The man's face, malignant and wolfish, suddenly lost its mask. That she

would so promptly call his bluff was the last thing he had expected.

"That's all right. I reckon yuh think yuh know your own business, but

I'll put it to yuh straight. Long as yuh live you'll be sorry for this."



And with that he wheeled away.



She turned to her new foreman and found him less radiant than she could

have desired. "I'm right sorry y'u did that. I'm afraid y'u'll make

trouble for yourself," he said quietly.



"Why?"



"I don't know myself just why." He hesitated before adding: "They say

him and Bannister is thicker than they'd ought to be. It's a cinch that

he's in cahoots somehow with that Shoshone bunch of bad men."
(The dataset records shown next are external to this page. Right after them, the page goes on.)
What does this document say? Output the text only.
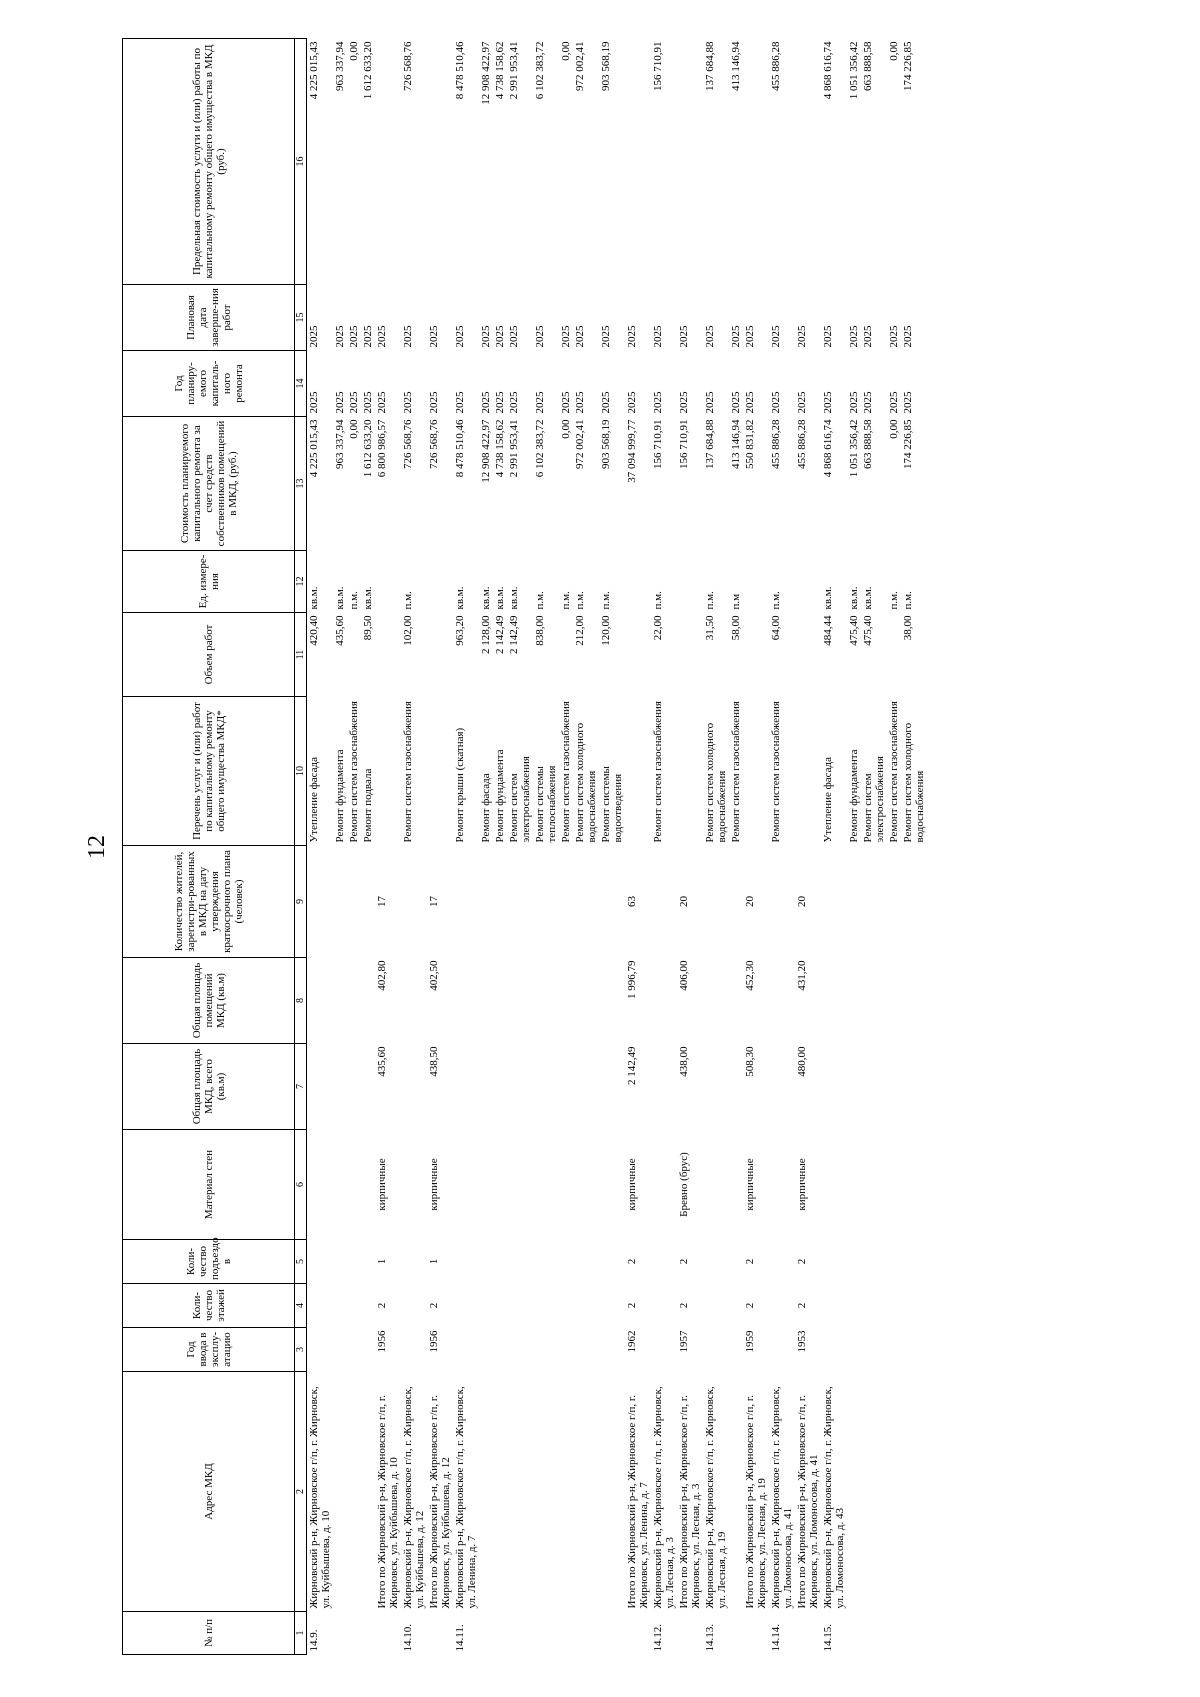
12
№ п/п	Адрес МКД	Год ввода в эксплу-атацию	Коли-чество этажей	Коли-чество подъездо в	Материал стен	Общая площадь МКД, всего (кв.м)	Общая площадь помещений МКД (кв.м)	Количество жителей, зарегистри-рованных в МКД на дату утверждения краткосрочного плана (человек)	Перечень услуг и (или) работ по капитальному ремонту общего имущества МКД*	Объем работ	Ед. измере-ния	Стоимость планируемого капитального ремонта за счет средств собственников помещений в МКД, (руб.)	Год планиру-емого капиталь-ного ремонта	Плановая дата заверше-ния работ	Предельная стоимость услуги и (или) работы по капитальному ремонту общего имущества в МКД (руб.)
1	2	3	4	5	6	7	8	9	10	11	12	13	14	15	16
14.9.	Жирновский р-н, Жирновское г/п, г. Жирновск, ул. Куйбышева, д. 10								Утепление фасада	420,40	кв.м.	4 225 015,43	2025	2025	4 225 015,43
									Ремонт фундамента	435,60	кв.м.	963 337,94	2025	2025	963 337,94
									Ремонт систем газоснабжения		п.м.	0,00	2025	2025	0,00
									Ремонт подвала	89,50	кв.м.	1 612 633,20	2025	2025	1 612 633,20
	Итого по Жирновский р-н, Жирновское г/п, г. Жирновск, ул. Куйбышева, д. 10	1956	2	1	кирпичные	435,60	402,80	17				6 800 986,57	2025	2025	
14.10.	Жирновский р-н, Жирновское г/п, г. Жирновск, ул. Куйбышева, д. 12								Ремонт систем газоснабжения	102,00	п.м.	726 568,76	2025	2025	726 568,76
	Итого по Жирновский р-н, Жирновское г/п, г. Жирновск, ул. Куйбышева, д. 12	1956	2	1	кирпичные	438,50	402,50	17				726 568,76	2025	2025	
14.11.	Жирновский р-н, Жирновское г/п, г. Жирновск, ул. Ленина, д. 7								Ремонт крыши (скатная)	963,20	кв.м.	8 478 510,46	2025	2025	8 478 510,46
									Ремонт фасада	2 128,00	кв.м.	12 908 422,97	2025	2025	12 908 422,97
									Ремонт фундамента	2 142,49	кв.м.	4 738 158,62	2025	2025	4 738 158,62
									Ремонт систем электроснабжения	2 142,49	кв.м.	2 991 953,41	2025	2025	2 991 953,41
									Ремонт системы теплоснабжения	838,00	п.м.	6 102 383,72	2025	2025	6 102 383,72
									Ремонт систем газоснабжения		п.м.	0,00	2025	2025	0,00
									Ремонт систем холодного водоснабжения	212,00	п.м.	972 002,41	2025	2025	972 002,41
									Ремонт системы водоотведения	120,00	п.м.	903 568,19	2025	2025	903 568,19
	Итого по Жирновский р-н, Жирновское г/п, г. Жирновск, ул. Ленина, д. 7	1962	2	2	кирпичные	2 142,49	1 996,79	63				37 094 999,77	2025	2025	
14.12.	Жирновский р-н, Жирновское г/п, г. Жирновск, ул. Лесная, д. 3								Ремонт систем газоснабжения	22,00	п.м.	156 710,91	2025	2025	156 710,91
	Итого по Жирновский р-н, Жирновское г/п, г. Жирновск, ул. Лесная, д. 3	1957	2	2	Бревно (брус)	438,00	406,00	20				156 710,91	2025	2025	
14.13.	Жирновский р-н, Жирновское г/п, г. Жирновск, ул. Лесная, д. 19								Ремонт систем холодного водоснабжения	31,50	п.м.	137 684,88	2025	2025	137 684,88
									Ремонт систем газоснабжения	58,00	п.м	413 146,94	2025	2025	413 146,94
	Итого по Жирновский р-н, Жирновское г/п, г. Жирновск, ул. Лесная, д. 19	1959	2	2	кирпичные	508,30	452,30	20				550 831,82	2025	2025	
14.14.	Жирновский р-н, Жирновское г/п, г. Жирновск, ул. Ломоносова, д. 41								Ремонт систем газоснабжения	64,00	п.м.	455 886,28	2025	2025	455 886,28
	Итого по Жирновский р-н, Жирновское г/п, г. Жирновск, ул. Ломоносова, д. 41	1953	2	2	кирпичные	480,00	431,20	20				455 886,28	2025	2025	
14.15.	Жирновский р-н, Жирновское г/п, г. Жирновск, ул. Ломоносова, д. 43								Утепление фасада	484,44	кв.м.	4 868 616,74	2025	2025	4 868 616,74
									Ремонт фундамента	475,40	кв.м.	1 051 356,42	2025	2025	1 051 356,42
									Ремонт систем электроснабжения	475,40	кв.м.	663 888,58	2025	2025	663 888,58
									Ремонт систем газоснабжения		п.м.	0,00	2025	2025	0,00
									Ремонт систем холодного водоснабжения	38,00	п.м.	174 226,85	2025	2025	174 226,85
"But--why, that's ridiculous. Only this morning he was trying to kill

Bannister himself."



"That's what I don't just savvy. There's a whole lot about that business

I don't get next to. I guess Bannister is at the head of them.

Everybody seems agreed about that. But the whole thing is a tangle of

contradiction to me. I've milled it over a heap in my mind, too."



"What are some of the contradictions?"



"Well, here's one right off the bat, as we used to say back in the

States. Bannister is a great musician, they claim; fine singer, and

all that. Now I happen to know he can't sing any more than a bellowing

yearling."



"How do you know?" she asked, her eyes shining with interest.



"Because I heard him try it. 'Twas one day last summer when I was out

cutting trail of a bunch of strays down by Dead Cow Creek. The day was

hot, and I lay down behind a cottonwood and dropped off to sleep. When

I awakened it didn't take me longer'n an hour to discover what had woke

me. Somebody on the other side of the creek was trying to sing. It was

ce'tainly the limit. Pretty soon he come out of the brush and I seen it

was Bannister."



"You're sure it was Bannister?"



"If seeing is believing, I'm sure."



"And was his singing really so bad?"



"I'd hate ever to hear worse."



"Was he singing when you saw him?"



"No, he'd just quit. He caught sight of my pony grazing, and hunted

cover real prompt."



"Then it might have been another man singing in the thicket."



"It might, but it wasn't. Y'u see, I'd followed him through the bush by

his song, and he showed up the moment I expected him."



"Still there might have been another man there singing."



"One chance in a million," he conceded.



A sudden hope flamed up like tow in her heart. Perhaps, after all, Ned

Bannister was not the leader of the outlaws. Perhaps somebody else was

masquerading in his name, using Bannister's unpopularity as a shield to

cover his iniquities. Still, this was an unlikely hypothesis, she had to

admit. For why should he allow his good name to be dragged in the dust

without any effort to save it? On a sudden impulse the girl confided her

doubt to McWilliams.



"You don't suppose there can be any mistake, do you? Somehow I can't

think him as bad as they say. He looks awfully reckless, but one feels

one could trust his face."



"Same here," agreed the new foreman. "First off when I saw him my think

was, 'I'd like to have that man backing my play when I'm sitting in the

game with Old Man Hard Luck reaching out for my blue chips.'"



"You don't think faces lie, do you?"



"I've seen them that did, but, gen'rally speaking, tongues are a heap

likelier to get tangled with the truth. But I reckon there ain't any

doubt about Bannister. He's known over all this Western country."



The young woman sighed. "I'm afraid you're right."